Which interleukins releases cytokines that signals the hepatocytes to change the livers protein production?
IL-6, IL-1, and TNF
What is the function of acute phase protein?
- Combat infections
- Eliminate debris from wounded tissue / aids in healing
- Protect the host from potential dangerous parts of the inflammatory response
Which acute phase protein is involved with coagulation?
Fibrinogen, which is consumed in the tissue damage and builds fibrin networks that creates blood clots
What is the CRP (C-reactive proteins function)?
They bind to bacterial and fungal surfaces and then activates the complement system.
fun fact: It is the clinical biomarker of inflammation
What is the function of MBL (Mannose binding lectin)?
They bind to particular carbohydrate structures (mannose and fucose residues with the right spacing) on microbial structures.
What are the most important complement proteins and why?
C3 and C4. Complement proteins C3 and C4 both have a hidden thioester. When bound to surfaces R-OH this causes a strong thioester bond. A spontaneous “tick-over” temporarily exposes the thioester due to cleavage of the native molecule and it can then bind strongly to microbe surfaces.
The proteins in the complement system are usually proteases
that only become active when cleaved by another protease, what are the effects of the activation?
Local activation gives a strong and rapid amplification in the next
cleavage step, unless inhibited.
What are will occur regardless of the activation pathway?
i) the system is mainly activated by/at biological surfaces
ii) all activation pathways result in formation of C3-convertases
and surface bound C3b
iii) All activation pathways lead to a common “terminal”
pathway, surface bound C3 convertase which forms C5 convertase when bound to C3b. Enzyme-cleaving cascade forms the pore-forming membrane attack complex (MAC) which kills by destorying the membrane integrity of pathogens.
iv) true complement activation is to a large degree a result of
poor inhibition of the cascade; most microbes do not express
complement inhibitors (like host cells do)
The main event of activation is:
Proteolytic cleavage of C3 to C3b and C3a
The protelytic cleavage is achieved by 2 convertases that are assembled by 3 pathways, name the pathways different ways each pathways starts.
Classical : activated by complement protease C1q that binds directly to pathogen surface or indirect to an antigen/antibody complex .
Alternative : The protein C3 is spontanously hydrolyzed into C3a and C3b. When C3b is formed, it can bind to the surface of pathogens, such as bacteria or viruses.
Lectin : activated by MBL or ficolin that has bound to carbohydrate structures on a microbial surface.
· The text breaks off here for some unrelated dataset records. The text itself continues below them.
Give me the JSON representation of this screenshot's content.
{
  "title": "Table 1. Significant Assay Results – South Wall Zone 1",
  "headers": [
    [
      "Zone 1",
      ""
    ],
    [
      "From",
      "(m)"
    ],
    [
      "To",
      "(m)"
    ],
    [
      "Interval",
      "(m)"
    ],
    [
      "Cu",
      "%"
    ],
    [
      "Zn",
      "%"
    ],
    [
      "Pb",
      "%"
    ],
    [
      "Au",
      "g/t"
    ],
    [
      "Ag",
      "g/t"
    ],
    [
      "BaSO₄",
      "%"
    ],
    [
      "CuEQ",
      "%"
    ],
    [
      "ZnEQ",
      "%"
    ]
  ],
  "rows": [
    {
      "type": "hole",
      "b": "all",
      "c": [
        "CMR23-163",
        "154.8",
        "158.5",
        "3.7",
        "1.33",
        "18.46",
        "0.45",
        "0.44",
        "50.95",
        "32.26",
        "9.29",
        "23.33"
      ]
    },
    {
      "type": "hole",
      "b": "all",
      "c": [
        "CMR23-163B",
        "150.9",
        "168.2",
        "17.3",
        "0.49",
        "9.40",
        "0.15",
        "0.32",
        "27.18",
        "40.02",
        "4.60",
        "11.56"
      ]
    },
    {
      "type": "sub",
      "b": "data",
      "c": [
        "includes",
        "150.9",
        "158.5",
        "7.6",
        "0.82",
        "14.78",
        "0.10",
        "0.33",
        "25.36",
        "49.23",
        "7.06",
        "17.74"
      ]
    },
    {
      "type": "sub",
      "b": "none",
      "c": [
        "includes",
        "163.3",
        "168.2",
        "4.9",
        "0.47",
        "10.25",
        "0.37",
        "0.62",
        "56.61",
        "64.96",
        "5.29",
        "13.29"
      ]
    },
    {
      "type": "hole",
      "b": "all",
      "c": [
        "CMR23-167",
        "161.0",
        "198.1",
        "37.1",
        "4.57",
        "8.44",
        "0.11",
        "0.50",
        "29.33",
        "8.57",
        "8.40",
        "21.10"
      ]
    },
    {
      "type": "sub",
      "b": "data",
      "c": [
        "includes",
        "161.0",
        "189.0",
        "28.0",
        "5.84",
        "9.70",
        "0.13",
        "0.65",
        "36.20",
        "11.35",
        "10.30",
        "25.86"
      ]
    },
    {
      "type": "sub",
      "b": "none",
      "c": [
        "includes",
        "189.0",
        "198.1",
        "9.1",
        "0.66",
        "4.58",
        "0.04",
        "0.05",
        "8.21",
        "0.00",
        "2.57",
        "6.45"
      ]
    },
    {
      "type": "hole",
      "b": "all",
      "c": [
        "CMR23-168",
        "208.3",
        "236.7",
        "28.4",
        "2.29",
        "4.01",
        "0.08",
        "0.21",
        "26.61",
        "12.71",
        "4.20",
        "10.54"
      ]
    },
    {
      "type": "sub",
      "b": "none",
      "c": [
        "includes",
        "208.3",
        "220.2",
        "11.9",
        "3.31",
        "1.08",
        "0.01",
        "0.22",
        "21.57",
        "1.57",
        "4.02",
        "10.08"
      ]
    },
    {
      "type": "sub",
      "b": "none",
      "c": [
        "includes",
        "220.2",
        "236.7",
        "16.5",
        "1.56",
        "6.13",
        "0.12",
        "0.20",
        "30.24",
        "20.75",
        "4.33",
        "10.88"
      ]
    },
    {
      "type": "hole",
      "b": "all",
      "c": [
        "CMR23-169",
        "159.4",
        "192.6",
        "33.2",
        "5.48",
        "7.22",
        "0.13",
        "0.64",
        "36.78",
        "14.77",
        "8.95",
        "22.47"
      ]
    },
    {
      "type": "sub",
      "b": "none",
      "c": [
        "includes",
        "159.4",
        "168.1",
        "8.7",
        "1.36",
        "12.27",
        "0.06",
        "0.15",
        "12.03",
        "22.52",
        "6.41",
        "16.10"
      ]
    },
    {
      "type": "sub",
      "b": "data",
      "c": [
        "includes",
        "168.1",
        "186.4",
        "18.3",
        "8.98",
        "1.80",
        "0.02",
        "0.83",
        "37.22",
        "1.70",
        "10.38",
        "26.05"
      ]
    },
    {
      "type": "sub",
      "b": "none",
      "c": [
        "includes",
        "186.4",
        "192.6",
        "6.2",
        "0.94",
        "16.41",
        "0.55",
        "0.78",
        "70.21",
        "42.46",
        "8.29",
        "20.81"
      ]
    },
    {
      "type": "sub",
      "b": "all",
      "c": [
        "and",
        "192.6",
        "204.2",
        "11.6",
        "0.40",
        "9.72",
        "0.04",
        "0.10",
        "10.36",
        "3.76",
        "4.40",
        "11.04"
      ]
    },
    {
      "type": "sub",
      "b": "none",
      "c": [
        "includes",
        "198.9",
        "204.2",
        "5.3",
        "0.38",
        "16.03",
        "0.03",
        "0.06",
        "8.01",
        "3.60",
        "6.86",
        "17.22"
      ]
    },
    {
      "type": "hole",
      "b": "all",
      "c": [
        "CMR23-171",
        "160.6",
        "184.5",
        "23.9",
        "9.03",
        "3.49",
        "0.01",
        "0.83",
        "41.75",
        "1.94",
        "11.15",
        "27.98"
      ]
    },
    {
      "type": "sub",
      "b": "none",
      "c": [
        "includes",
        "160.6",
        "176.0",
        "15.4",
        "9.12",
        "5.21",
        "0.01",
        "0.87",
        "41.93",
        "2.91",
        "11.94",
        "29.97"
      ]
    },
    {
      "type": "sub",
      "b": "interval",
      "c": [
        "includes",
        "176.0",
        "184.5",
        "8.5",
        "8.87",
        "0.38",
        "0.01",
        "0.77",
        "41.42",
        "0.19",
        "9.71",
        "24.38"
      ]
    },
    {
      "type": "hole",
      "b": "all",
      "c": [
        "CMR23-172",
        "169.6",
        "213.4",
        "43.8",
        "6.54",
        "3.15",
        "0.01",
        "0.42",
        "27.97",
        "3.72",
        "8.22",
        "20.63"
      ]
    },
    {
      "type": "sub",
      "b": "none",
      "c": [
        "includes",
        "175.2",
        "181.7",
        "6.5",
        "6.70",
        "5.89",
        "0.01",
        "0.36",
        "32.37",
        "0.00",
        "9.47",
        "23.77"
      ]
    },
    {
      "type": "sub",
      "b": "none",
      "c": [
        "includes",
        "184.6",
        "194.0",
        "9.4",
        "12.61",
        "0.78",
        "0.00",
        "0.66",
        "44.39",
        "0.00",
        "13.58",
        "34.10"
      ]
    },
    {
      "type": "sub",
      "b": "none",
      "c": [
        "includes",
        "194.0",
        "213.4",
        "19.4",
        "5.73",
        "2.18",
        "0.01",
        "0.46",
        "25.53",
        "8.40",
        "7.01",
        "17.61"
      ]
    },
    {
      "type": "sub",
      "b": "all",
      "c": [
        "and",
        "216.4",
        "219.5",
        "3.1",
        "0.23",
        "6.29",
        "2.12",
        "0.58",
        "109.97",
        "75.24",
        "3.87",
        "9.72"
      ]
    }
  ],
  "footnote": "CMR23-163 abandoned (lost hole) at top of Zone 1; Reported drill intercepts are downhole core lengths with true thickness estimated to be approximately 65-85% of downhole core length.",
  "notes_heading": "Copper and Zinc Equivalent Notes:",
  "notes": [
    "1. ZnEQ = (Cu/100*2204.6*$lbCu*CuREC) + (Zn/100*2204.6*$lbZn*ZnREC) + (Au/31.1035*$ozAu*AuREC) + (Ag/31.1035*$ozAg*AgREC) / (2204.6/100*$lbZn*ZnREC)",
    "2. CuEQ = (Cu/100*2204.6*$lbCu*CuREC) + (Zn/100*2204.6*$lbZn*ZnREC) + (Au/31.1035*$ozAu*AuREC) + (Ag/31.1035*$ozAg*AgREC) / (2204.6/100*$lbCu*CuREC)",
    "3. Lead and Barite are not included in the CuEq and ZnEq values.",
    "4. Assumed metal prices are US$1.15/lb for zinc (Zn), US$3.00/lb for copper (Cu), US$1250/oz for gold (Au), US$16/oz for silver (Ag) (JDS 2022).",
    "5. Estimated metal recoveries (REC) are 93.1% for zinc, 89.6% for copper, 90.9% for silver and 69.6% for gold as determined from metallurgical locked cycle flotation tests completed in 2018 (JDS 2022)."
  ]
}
Describe the classical pathway in 4 steps
- C1q binds to 2 IgG or 1 IgM via one or more globular head
- The activated C1s cleaves C4. This results with C4a and C4b. C4b will bind to a microbial surface.
- Then C4b binds to C2 which cleaves it. This results with C2a bound to C4b on the surface and C2b leaving.
- C4b2a is a C3 convertase and cleaves C3. C3b binds to microbial surface to be as an opsonin.
Describe the lectin pathway
- Activates by MBL (mannose binding lectin) or ficolins
- MASP-1 and 2 work similarly to C1s, same process as classical after step 2.
Describe the alternative pathway
- C3 undergoes spontanous hydolysis and which binds to a B factor that is cleaved by D factor
- C3(H2O)Bb is a soluable C3 convertase, which will cleave C3 into C3a and C3b
- C3b will then bind to another B factor which will cleave it into Bb and Ba. C3bBb is a C3 convertase.